Pour répondre à André Gattolin, j'appelle votre attention sur le fait que nous avons fait des propositions de cette nature, qui prendront forme dans le projet de loi de finances rectificatives. Elles seront équilibrées, car nous ne sommes pas là pour mettre à mal nos banques, mais pour utiliser la bonne finance au service de la bonne économie.

Je ne suis pas sûr, Monsieur Longuet, que l'optimisation soit un droit sacré. Des dispositifs existent grâce auxquels les entreprises ne paient rien nulle part, notamment, celles du monde virtuel, dont le chiffre d'affaires et les bénéfices sont pourtant bien réels.
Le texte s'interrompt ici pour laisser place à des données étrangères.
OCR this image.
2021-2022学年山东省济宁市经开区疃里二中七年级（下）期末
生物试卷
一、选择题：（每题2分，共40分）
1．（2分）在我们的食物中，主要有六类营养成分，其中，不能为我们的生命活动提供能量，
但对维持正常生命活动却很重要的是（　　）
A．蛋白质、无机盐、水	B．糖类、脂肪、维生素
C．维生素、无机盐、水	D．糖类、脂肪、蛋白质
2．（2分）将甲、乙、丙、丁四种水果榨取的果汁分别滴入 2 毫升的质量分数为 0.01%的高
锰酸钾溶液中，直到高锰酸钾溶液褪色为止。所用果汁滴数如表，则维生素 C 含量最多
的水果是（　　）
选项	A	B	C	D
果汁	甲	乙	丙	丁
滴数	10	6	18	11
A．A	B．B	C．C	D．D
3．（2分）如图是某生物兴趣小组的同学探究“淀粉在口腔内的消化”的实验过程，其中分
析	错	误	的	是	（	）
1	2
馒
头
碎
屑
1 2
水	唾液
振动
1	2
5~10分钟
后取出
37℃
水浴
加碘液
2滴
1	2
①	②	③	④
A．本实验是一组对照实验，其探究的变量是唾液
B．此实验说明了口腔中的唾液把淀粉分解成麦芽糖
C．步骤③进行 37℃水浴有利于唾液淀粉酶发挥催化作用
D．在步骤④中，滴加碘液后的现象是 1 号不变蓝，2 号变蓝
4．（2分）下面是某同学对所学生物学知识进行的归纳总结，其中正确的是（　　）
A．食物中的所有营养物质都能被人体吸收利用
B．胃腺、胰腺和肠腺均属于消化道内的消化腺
M. Gérard Longuet. - Je ne dis pas qu'elles ne paient pas, je dis qu'elles optimisent.

M. Michel Sapin, ministre. - Les États-Unis sont les premiers à protester contre l'installation de ces entreprises aux Bahamas. Non, ce n'est pas un droit sacré pour les entreprises que de ne pas payer d'impôts, alors même qu'elles utilisent des infrastructures payées par l'impôt et une main d'oeuvre dont la formation est payée par l'impôt.

Mme Michèle André, présidente. - Merci, Monsieur le ministre. Nous vous souhaitons un grand succès au G 20.